李闻溪扶住妇人,沉声道:“夫人请节哀,本官定会查明真相。现在,请让一让,我们需要查看现场。”
妇人被旁边的人拉了开去,依旧抽噎不止。李闻溪皱了皱眉,不是还没确定死因吗?怎么这位夫人像是认定了邹春明是被谋杀的呢?
她不动声色地上下打量着她,面容哀戚,眼圈通红,伤心难过的样子不似做伪。
推开了雕花木门,房间里光线有些昏暗,窗户紧闭。床上,一个身穿中衣的老者静静躺着,正是邹春明。
一眼看上去,死者模样确实有些惊悚,体表没有发现明显外伤,口鼻处也无中毒常见的异常分泌物。

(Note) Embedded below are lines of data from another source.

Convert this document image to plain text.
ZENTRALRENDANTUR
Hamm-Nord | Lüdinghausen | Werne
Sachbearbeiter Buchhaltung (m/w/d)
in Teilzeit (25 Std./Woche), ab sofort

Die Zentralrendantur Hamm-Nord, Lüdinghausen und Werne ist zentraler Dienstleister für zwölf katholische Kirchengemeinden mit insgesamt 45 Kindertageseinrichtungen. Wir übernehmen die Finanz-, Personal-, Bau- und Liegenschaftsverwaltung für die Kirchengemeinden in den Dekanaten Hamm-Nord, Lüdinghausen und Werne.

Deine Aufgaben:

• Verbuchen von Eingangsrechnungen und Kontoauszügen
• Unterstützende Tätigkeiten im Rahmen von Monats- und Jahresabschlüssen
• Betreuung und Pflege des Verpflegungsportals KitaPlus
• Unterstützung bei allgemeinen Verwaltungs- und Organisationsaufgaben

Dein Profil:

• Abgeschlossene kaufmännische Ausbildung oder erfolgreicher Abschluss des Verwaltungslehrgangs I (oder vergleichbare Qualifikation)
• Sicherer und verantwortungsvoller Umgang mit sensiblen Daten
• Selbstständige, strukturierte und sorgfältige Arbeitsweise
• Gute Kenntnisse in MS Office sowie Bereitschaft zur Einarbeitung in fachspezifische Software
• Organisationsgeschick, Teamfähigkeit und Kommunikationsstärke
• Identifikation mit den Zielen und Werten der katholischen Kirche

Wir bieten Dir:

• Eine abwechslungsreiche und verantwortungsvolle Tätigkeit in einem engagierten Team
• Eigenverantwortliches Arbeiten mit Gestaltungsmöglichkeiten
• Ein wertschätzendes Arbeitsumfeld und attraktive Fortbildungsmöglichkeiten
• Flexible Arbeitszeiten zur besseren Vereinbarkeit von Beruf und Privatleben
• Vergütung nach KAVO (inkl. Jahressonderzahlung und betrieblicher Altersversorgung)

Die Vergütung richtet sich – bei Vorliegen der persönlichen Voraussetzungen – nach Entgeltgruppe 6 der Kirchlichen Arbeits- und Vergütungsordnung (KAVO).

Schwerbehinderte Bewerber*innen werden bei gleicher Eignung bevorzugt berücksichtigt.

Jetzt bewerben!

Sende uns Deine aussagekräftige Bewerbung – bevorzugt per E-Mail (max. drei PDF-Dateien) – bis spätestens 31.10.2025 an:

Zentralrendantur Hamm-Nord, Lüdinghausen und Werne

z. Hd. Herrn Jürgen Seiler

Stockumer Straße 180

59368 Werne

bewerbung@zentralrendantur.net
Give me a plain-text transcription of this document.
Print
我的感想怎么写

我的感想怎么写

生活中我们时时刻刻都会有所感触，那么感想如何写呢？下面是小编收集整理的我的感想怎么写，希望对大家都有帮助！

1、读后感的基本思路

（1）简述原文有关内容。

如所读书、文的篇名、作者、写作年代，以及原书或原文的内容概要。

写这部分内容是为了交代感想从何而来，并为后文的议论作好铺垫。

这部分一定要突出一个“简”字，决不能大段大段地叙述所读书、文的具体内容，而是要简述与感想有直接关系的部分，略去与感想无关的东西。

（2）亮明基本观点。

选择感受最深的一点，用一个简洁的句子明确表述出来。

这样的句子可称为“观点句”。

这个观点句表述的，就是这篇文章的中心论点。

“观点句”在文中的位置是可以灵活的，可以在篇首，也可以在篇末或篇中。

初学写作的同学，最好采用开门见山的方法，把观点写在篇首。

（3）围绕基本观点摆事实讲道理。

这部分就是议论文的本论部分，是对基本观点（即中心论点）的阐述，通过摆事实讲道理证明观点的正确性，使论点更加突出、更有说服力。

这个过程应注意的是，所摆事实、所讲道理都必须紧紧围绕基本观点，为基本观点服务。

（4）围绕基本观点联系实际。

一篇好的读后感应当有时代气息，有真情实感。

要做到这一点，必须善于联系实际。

离死者近了,可以闻到排泄物的臭味,人死之后,肌肉松弛,会有便溺实属正常。
她伸手探向死者的颈动脉,触感冰凉僵硬,尸斑也已开始形成,初步判断死亡时间应在昨夜子时前后。
她上前剥开尸首身上的中衣,仔细翻找可能存在的细小伤痕,连手指与脚趾缝都没放过,没有找到外伤。她又仔细检查了死者的口鼻、耳道,均未发现可疑痕迹。
李闻溪仔细观察着邹春明的眼睛和面部肌肉。那惊恐的表情如此逼真,如此深刻,乍一看,邹春明像是被吓死的。
可一个经验丰富的太医,什么大风大浪没见过,怎会平白无故被吓死?
她的目光再次落在邹春明的脸上,然后微微移向了他枕的枕头之上。
卧榻之上,摆着一对青花瓷棺,只是邹春明枕着的这只,与旁边空着的那只比较,上面铺着的枕垫略有不同。